Chapter 70

After the fire, Ivy had never gone back to her father’s partner’s house.

She found herself there now. Unlike her own house, which she’d inherited from her father, Steve Neely’s place was—had been—a sprawling estate. Beautiful, worth seven figures, easy.

Eugene had been secretive about his work, as was to be expected.

Gene and Steve had spent the better part of their adult lives investigating the Riemann hypothesis, a way to map out all known prime numbers.

Solving the equation had widespread implications for everything from AI to cryptocurrency, to codebreaking, to financial markets.

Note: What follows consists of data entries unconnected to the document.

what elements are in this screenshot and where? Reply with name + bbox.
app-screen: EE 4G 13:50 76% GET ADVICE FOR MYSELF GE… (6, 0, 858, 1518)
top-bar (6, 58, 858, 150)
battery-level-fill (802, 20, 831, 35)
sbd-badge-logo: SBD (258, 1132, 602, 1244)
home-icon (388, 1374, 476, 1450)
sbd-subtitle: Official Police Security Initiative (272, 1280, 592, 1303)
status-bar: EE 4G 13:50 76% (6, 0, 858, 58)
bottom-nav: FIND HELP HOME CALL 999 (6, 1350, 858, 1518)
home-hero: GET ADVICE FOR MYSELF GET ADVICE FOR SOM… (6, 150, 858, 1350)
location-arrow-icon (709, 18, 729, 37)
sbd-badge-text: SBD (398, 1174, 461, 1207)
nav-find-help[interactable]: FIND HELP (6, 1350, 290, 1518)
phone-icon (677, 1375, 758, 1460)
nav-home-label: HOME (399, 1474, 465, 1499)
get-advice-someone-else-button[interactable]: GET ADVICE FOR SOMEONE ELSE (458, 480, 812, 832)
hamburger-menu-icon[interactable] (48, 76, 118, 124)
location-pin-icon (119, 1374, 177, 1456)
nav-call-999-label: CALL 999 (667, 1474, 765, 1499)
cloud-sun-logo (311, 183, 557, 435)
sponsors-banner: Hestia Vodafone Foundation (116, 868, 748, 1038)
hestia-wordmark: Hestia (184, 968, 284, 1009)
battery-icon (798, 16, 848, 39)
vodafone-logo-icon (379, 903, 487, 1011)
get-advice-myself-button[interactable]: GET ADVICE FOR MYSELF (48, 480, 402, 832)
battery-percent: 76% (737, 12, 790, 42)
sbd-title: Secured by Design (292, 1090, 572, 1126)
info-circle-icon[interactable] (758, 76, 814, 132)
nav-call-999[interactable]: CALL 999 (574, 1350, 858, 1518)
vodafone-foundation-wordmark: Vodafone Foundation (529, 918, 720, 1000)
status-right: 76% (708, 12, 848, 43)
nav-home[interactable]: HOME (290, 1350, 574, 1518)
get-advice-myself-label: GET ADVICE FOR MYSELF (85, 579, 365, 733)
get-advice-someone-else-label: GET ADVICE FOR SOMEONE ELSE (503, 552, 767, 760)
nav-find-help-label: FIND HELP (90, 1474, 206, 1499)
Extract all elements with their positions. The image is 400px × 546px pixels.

The one million-dollar Clay Millennium Prize that was on permanent offer for the solution was a drop in the bucket, a mere hundred or thousand times less than the actual value. Governments, private investors, hedge funds, hell, even defense contractors would want the solution.

As Ivy pulled up to the burnt exterior of Steve Neely’s home, she closed her eyes. Thought about that night. As usual, her fingers started to ache where she’d burned herself.

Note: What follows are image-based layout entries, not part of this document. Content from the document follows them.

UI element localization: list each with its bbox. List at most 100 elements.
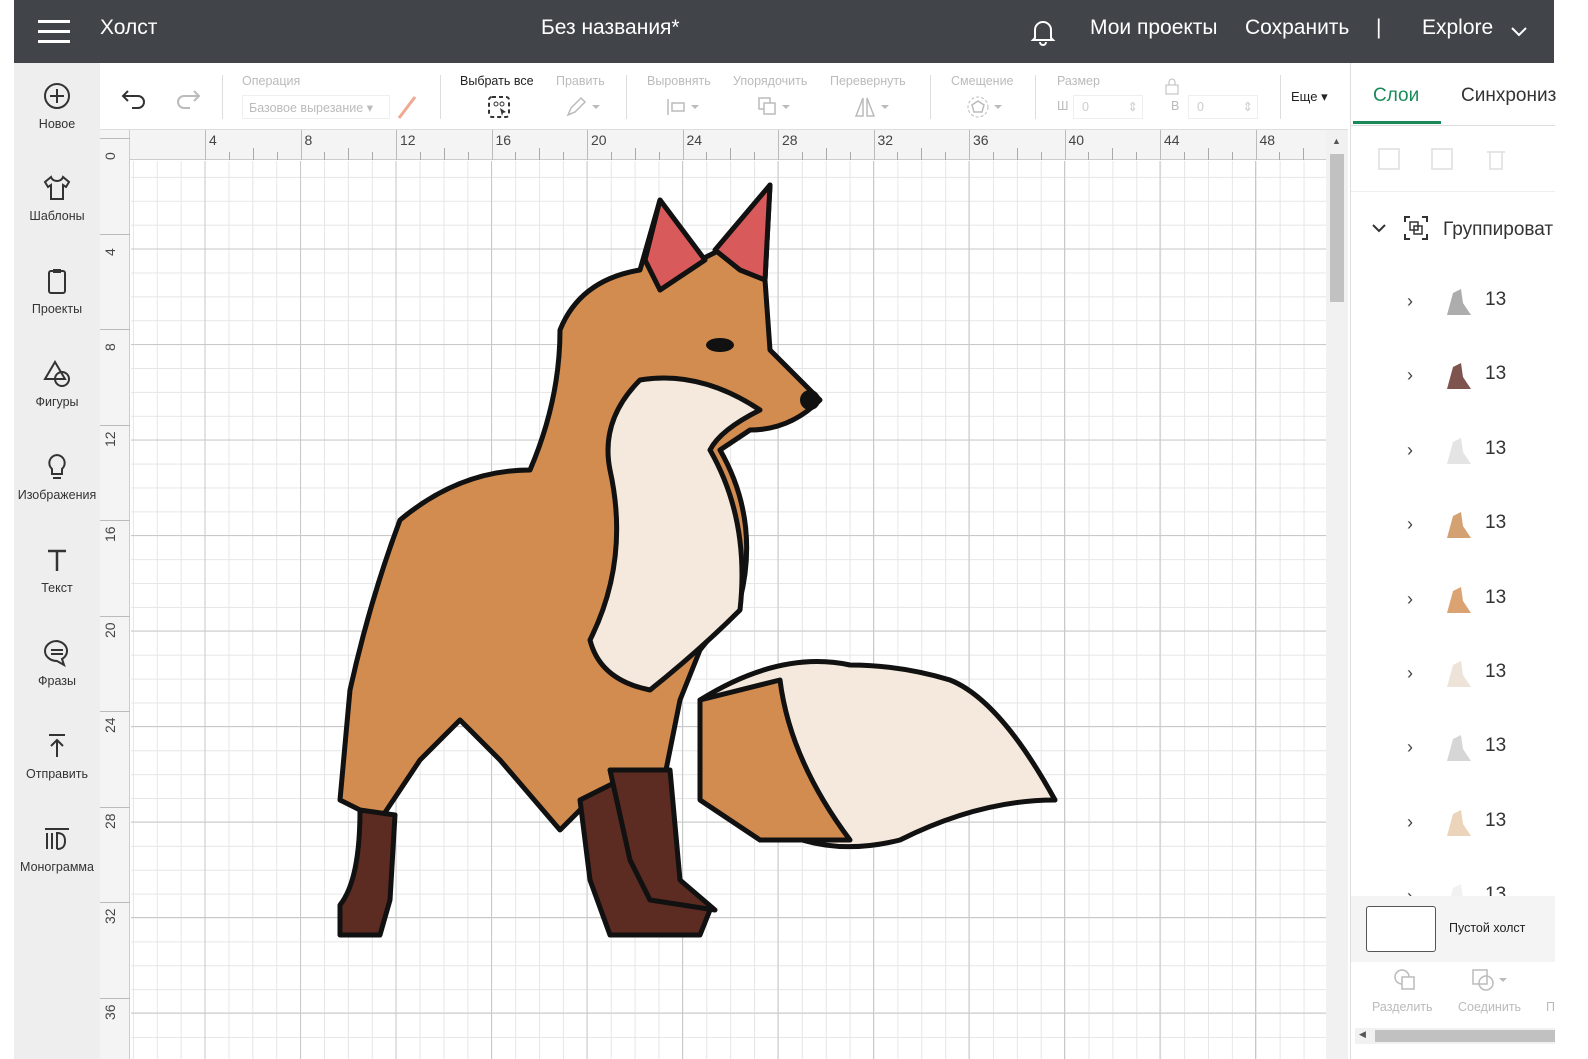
sidebar-item-shapes[interactable]: Фигуры bbox=[14, 359, 100, 409]
ruler-label: 36 bbox=[973, 132, 989, 148]
upload-icon bbox=[49, 734, 65, 757]
sidebar-item-projects[interactable]: Проекты bbox=[14, 266, 100, 316]
combine-label[interactable]: Соединить bbox=[1458, 1000, 1521, 1014]
arrange-icon[interactable] bbox=[756, 95, 796, 119]
split-icon[interactable] bbox=[1393, 968, 1417, 992]
save-button[interactable]: Сохранить bbox=[1245, 16, 1349, 40]
ruler-label: 32 bbox=[102, 908, 118, 924]
tab-layers[interactable]: Слои bbox=[1373, 85, 1419, 107]
sidebar-label: Изображения bbox=[17, 488, 97, 502]
arrange-label: Упорядочить bbox=[733, 74, 808, 88]
chevron-right-icon[interactable]: › bbox=[1407, 812, 1413, 833]
chevron-right-icon[interactable]: › bbox=[1407, 440, 1413, 461]
offset-label: Смещение bbox=[951, 74, 1014, 88]
more-menu[interactable]: Еще ▾ bbox=[1291, 89, 1328, 105]
menu-icon[interactable] bbox=[38, 20, 70, 43]
sidebar-item-templates[interactable]: Шаблоны bbox=[14, 173, 100, 223]
lock-icon[interactable] bbox=[1164, 77, 1180, 95]
layer-item[interactable]: › 13 bbox=[1351, 645, 1555, 705]
operation-label: Операция bbox=[242, 74, 301, 88]
layer-thumbnail bbox=[1447, 512, 1471, 539]
explore-menu[interactable]: Explore bbox=[1422, 16, 1493, 40]
bell-icon[interactable] bbox=[1030, 18, 1056, 46]
sidebar-item-phrases[interactable]: Фразы bbox=[14, 638, 100, 688]
color-swatch-icon[interactable] bbox=[394, 93, 420, 121]
layer-item[interactable]: › 13 bbox=[1351, 496, 1555, 556]
tab-sync[interactable]: Синхрониз bbox=[1461, 85, 1556, 107]
layer-item[interactable]: › 13 bbox=[1351, 422, 1555, 482]
sidebar-label: Текст bbox=[41, 581, 73, 595]
chevron-down-icon[interactable] bbox=[1371, 223, 1387, 235]
select-all-icon[interactable] bbox=[487, 95, 511, 119]
document-title: Без названия* bbox=[541, 16, 680, 39]
sidebar-label: Монограмма bbox=[20, 860, 94, 874]
blank-canvas-row[interactable]: Пустой холст bbox=[1351, 896, 1555, 962]
sidebar-item-upload[interactable]: Отправить bbox=[14, 731, 100, 781]
sidebar-label: Шаблоны bbox=[29, 209, 85, 223]
pencil-icon[interactable] bbox=[564, 95, 604, 119]
ruler-label: 0 bbox=[102, 152, 118, 160]
group-layer-label[interactable]: Группироват bbox=[1443, 219, 1553, 241]
ruler-tick bbox=[100, 806, 130, 808]
truncated-action-label[interactable]: П bbox=[1546, 1000, 1555, 1014]
horizontal-scrollbar[interactable]: ◀ bbox=[1355, 1028, 1555, 1044]
layer-item[interactable]: › 13 bbox=[1351, 273, 1555, 333]
align-icon[interactable] bbox=[665, 95, 705, 119]
layer-label: 13 bbox=[1485, 512, 1507, 534]
layer-item[interactable]: › 13 bbox=[1351, 794, 1555, 854]
divider: | bbox=[1376, 16, 1382, 39]
sidebar-item-new[interactable]: Новое bbox=[14, 81, 100, 131]
scrollbar-thumb[interactable] bbox=[1330, 154, 1344, 302]
ruler-label: 44 bbox=[1164, 132, 1180, 148]
layer-label: 13 bbox=[1485, 586, 1507, 608]
operation-select[interactable]: Базовое вырезание ▾ bbox=[242, 95, 390, 119]
redo-icon[interactable] bbox=[172, 87, 202, 111]
chevron-right-icon[interactable]: › bbox=[1407, 663, 1413, 684]
undo-icon[interactable] bbox=[120, 87, 150, 111]
chevron-right-icon[interactable]: › bbox=[1407, 514, 1413, 535]
canvas-grid[interactable] bbox=[131, 161, 1326, 1059]
chevron-right-icon[interactable]: › bbox=[1407, 291, 1413, 312]
height-label: В bbox=[1171, 99, 1180, 113]
flip-icon[interactable] bbox=[853, 95, 893, 119]
chevron-right-icon[interactable]: › bbox=[1407, 365, 1413, 386]
scroll-up-icon: ▲ bbox=[1332, 136, 1341, 146]
offset-icon[interactable] bbox=[966, 95, 1006, 119]
combine-icon[interactable] bbox=[1471, 968, 1511, 992]
plus-circle-icon bbox=[44, 83, 70, 109]
divider bbox=[1035, 75, 1036, 119]
sidebar-item-monogram[interactable]: Монограмма bbox=[14, 824, 100, 874]
vertical-scrollbar[interactable]: ▲ bbox=[1326, 130, 1348, 1059]
ruler-tick bbox=[587, 130, 588, 160]
sidebar-item-images[interactable]: Изображения bbox=[14, 452, 100, 502]
layer-item[interactable]: › 13 bbox=[1351, 571, 1555, 631]
fox-image[interactable] bbox=[131, 161, 1326, 1059]
chevron-right-icon[interactable]: › bbox=[1407, 737, 1413, 758]
ruler-tick bbox=[205, 130, 206, 160]
blank-canvas-label: Пустой холст bbox=[1449, 921, 1526, 935]
layer-item[interactable]: › 13 bbox=[1351, 347, 1555, 407]
ruler-tick bbox=[1160, 130, 1161, 160]
ruler-tick bbox=[491, 130, 493, 160]
chevron-right-icon[interactable]: › bbox=[1407, 589, 1413, 610]
ruler-tick bbox=[100, 615, 130, 617]
height-input[interactable]: 0 ⇕ bbox=[1188, 95, 1258, 119]
layer-item[interactable]: › 13 bbox=[1351, 719, 1555, 779]
ruler-label: 20 bbox=[591, 132, 607, 148]
width-input[interactable]: 0 ⇕ bbox=[1073, 95, 1143, 119]
sidebar-item-text[interactable]: Текст bbox=[14, 545, 100, 595]
layer-label: 13 bbox=[1485, 437, 1507, 459]
speech-bubble-icon bbox=[44, 639, 69, 668]
layer-label: 13 bbox=[1485, 735, 1507, 757]
ruler-label: 16 bbox=[495, 132, 512, 148]
ruler-label: 48 bbox=[1259, 132, 1276, 148]
layer-thumbnail bbox=[1447, 363, 1471, 390]
select-all-label: Выбрать все bbox=[460, 74, 534, 88]
my-projects-link[interactable]: Мои проекты bbox=[1090, 16, 1218, 40]
ruler-tick bbox=[873, 130, 875, 160]
blank-canvas-swatch[interactable] bbox=[1366, 906, 1436, 952]
chevron-down-icon[interactable] bbox=[1510, 26, 1528, 38]
vertical-ruler: 0 4 8 12 16 20 24 28 32 36 bbox=[100, 130, 130, 1059]
monogram-icon bbox=[45, 828, 69, 850]
split-label[interactable]: Разделить bbox=[1372, 1000, 1433, 1014]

Ivy had been visiting town after wrapping up her PhD when she’d gotten the desperate call from her father.

“Ivy—”

“Dad? Everything okay?”

“I need you to listen.”

Gene’s tone was all business. More so than usual. Ivy listened. Couldn’t believe what she was hearing. It was surreal. Like something out of a movie.

Two best friends, work colleagues, two of the smartest men on the planet, torn apart by the allure of money.

“I need you to come to me. I’m at Steve’s place. He—” There was a shout, the specific words indecipherable. When Gene spoke again, he did so in a mere whisper. “If anything happens to me, you need to save the work.”

“Dad? You’re scaring me.”

“Save the work, Ivy. Find Steve’s laptop. Please. It’s more important than either of us.”

That was the last time she’d heard his voice. So much had changed that night.

Everything had changed.

Ivy got out of the car, walked toward the front door. She’d only been here twice before. That night and once about three months earlier.

They’d been on their way home from dinner out—one of the rare occasions that Gene had taken time off work to hang out with her—when he’d said he needed to stop at his partner’s to drop something off.

Ivy had been in awe of Steve’s house, so much larger and fancier than theirs. She’d made a comment to this effect, and Gene had replied by saying that his partner was less risk averse. Steve had been an early crypto adopter, had made a shit ton of money.

The place was dark now, the night disguising the soot smears that marred the brick walls.

Ivy was on high alert. She looked upward. The windows had been boarded up with particle board. The house was silent—deathly silent.

Ivy reached for the door, not expecting to find it unlocked. Surprised that it was. She opened it a crack.

“Anyone here?”

No answer.

Ivy opened the door wider and put one foot inside. She remembered the house. Remembered the layout, even though the fire in the kitchen had been blazing at the time.

This was . . . different.

Ivy was so confused by the gray drywall in front of her, the three doors, pristine white, side by side, each with a large number written on them in Sharpie—one, two, three—that she didn’t even realize she’d stepped all the way in.

And when the door clicked closed behind her, following by a soft, mechanical whir of the digital lock engaging, Ivy knew that she’d made a mistake.

A fatal mistake.

“Hello, Ivy,” a voice came from a speaker embedded behind her. “I’m surprised that it took you so long to come here.”